Chi non ha competenze informatiche o esperienze in cucina invece scava, come Viktor che dopo alcuni mesi in prima linea con l’esercito regolare si è arruolato volontario nel battaglione: «Ho posato il kalashnikov e ho preso la pala, e dio solo sa quando mi manca il kalashnikov»,, racconta a torso nudo sotto il sole mentre lavora alla seconda uscita di un bunker che ospita 8 cuccette e che è pensato specialmente per proteggere gli uomini dalle munizioni al fosforo «che i russi usano di continuo», racconta il volontario.
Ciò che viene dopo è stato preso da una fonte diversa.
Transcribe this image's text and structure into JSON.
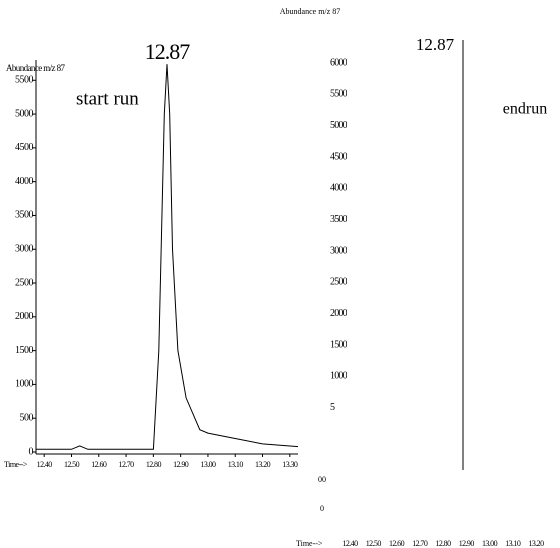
{
  "chart_data": [
    {
      "type": "line",
      "title": "12.87",
      "y_label": "Abundance m/z 87",
      "x_label": "Time-->",
      "annotation": "start run",
      "x": [
        12.37,
        12.5,
        12.53,
        12.56,
        12.8,
        12.82,
        12.84,
        12.85,
        12.86,
        12.87,
        12.89,
        12.92,
        12.97,
        13.0,
        13.1,
        13.2,
        13.33
      ],
      "series": [
        {
          "color": "#000000",
          "values": [
            40,
            40,
            90,
            40,
            40,
            1500,
            5000,
            5740,
            5000,
            3000,
            1500,
            800,
            330,
            280,
            200,
            120,
            80
          ]
        },
        {
          "color": "#000000",
          "values": [
            null,
            null,
            null,
            null,
            40,
            null,
            null,
            null,
            null,
            null,
            null,
            null,
            300,
            null,
            null,
            null,
            null
          ]
        }
      ],
      "xlim": [
        12.37,
        13.33
      ],
      "ylim": [
        0,
        5800
      ],
      "xticks": [
        {
          "value": 12.4,
          "label": "12.40"
        },
        {
          "value": 12.5,
          "label": "12.50"
        },
        {
          "value": 12.6,
          "label": "12.60"
        },
        {
          "value": 12.7,
          "label": "12.70"
        },
        {
          "value": 12.8,
          "label": "12.80"
        },
        {
          "value": 12.9,
          "label": "12.90"
        },
        {
          "value": 13.0,
          "label": "13.00"
        },
        {
          "value": 13.1,
          "label": "13.10"
        },
        {
          "value": 13.2,
          "label": "13.20"
        },
        {
          "value": 13.3,
          "label": "13.30"
        }
      ],
      "yticks": [
        0,
        500,
        1000,
        1500,
        2000,
        2500,
        3000,
        3500,
        4000,
        4500,
        5000,
        5500
      ]
    },
    {
      "type": "axis",
      "title": "Abundance m/z 87",
      "x_label": "Time-->",
      "annotations": [
        "12.87",
        "endrun",
        "00",
        "0"
      ],
      "ylim": [
        0,
        6000
      ],
      "yticks": [
        6000,
        5500,
        5000,
        4500,
        4000,
        3500,
        3000,
        2500,
        2000,
        1500,
        1000,
        {
          "value": 500,
          "label": "5"
        }
      ],
      "xticks": [
        {
          "value": 12.4,
          "label": "12.40"
        },
        {
          "value": 12.5,
          "label": "12.50"
        },
        {
          "value": 12.6,
          "label": "12.60"
        },
        {
          "value": 12.7,
          "label": "12.70"
        },
        {
          "value": 12.8,
          "label": "12.80"
        },
        {
          "value": 12.9,
          "label": "12.90"
        },
        {
          "value": 13.0,
          "label": "13.00"
        },
        {
          "value": 13.1,
          "label": "13.10"
        },
        {
          "value": 13.2,
          "label": "13.20"
        }
      ]
    }
  ]
}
L’artiglieria infatti è l’altra grande protagonista di questo fronte: «Fino ad aprile abbiamo avuto problemi drammatici di munizioni e di carburante per spostare i corazzati, mentre i russi erano superiori a noi in potenza di fuoco», racconta Podvorchansky. «La situazione però ora si è ribaltata, siamo dotati di artiglieria moderna con anche pezzi in arrivo dall’Europa, i nostri depositi munizioni sono pieni e lo sono anche quelli carburante, siamo pronti a resistere per mesi». A cambiare gli equilibri, infatti, l’arrivo dell’artiglieria a lungo raggio tra cui i cosiddetti Himars con cui gli ucraini hanno iniziato a martoriare depositi di carburante e la catena logistica delle truppe russe.

© Alfredo Bosco

Oltre alle postazioni scavate per l’artiglieria cingolata, larghi buchi in cui i mezzi si nascondono per poi scappare subito dopo aver sparato il colpo, la piccola fortezza ha più linee di fuoco e postazioni di difesa, separate da intervalli di spazio. «I russi mandano avanti i loro uomini a ondate come bestie al macello», spiega Deduska: «Con più linee di difesa si contiene l’assalto, con 50 di noi riesci a respingere un assalto di 500 persone». «È questione di settimane se non di giorni ma l’assalto su Slovyansk arriverà e noi dobbiamo farci trovare pronti», gli fa eco Viktor. Se Slovyansk dovesse cedere, non solo l’intera regione potrebbe vacillare, ma sarebbe anche una vittoria simbolica per Mosca, la città infatti fu la prima ad essere presa dai separatisti nel 2014 decretando l’inizio del conflitto che si combatte ancora oggi.

 

In attesa della battaglia, il Dnipro-1 si occupa anche della gestione dei checkpoint all’ingresso ed all’uscita della città, un modo di controllare anche la popolazione locale con cui il rapporto ultimamente «è complicato», racconta Viktor. «C’è un decreto del governo che chiede l’evacuazione e alcuni invece di andare via addirittura tornano», spiega il soldato: «Di oltre 100 mila abitanti a Slovyansk ne sono rimasti circa 20 mila, molti di questi sono pensionati disperati, ma tra questi si nasconde anche qualche traditore». In città rimangono due mercati aperti e diversi negozi si rifiutano di chiudere nonostante l’evacuazione, «hanno tagliato il gas, appena arriva l’inverno vedrai che scapperanno tutti a ovest», sbuffa Deduska col volto nascosto da un cannocchiale: «Qui rimarremo solo noi e i russi a spararci in mezzo alla neve, meglio così, l’inverno gioca dalla nostra parte, l’inverno aiuta sempre chi si difende e questo i russi dovrebbero saperlo bene».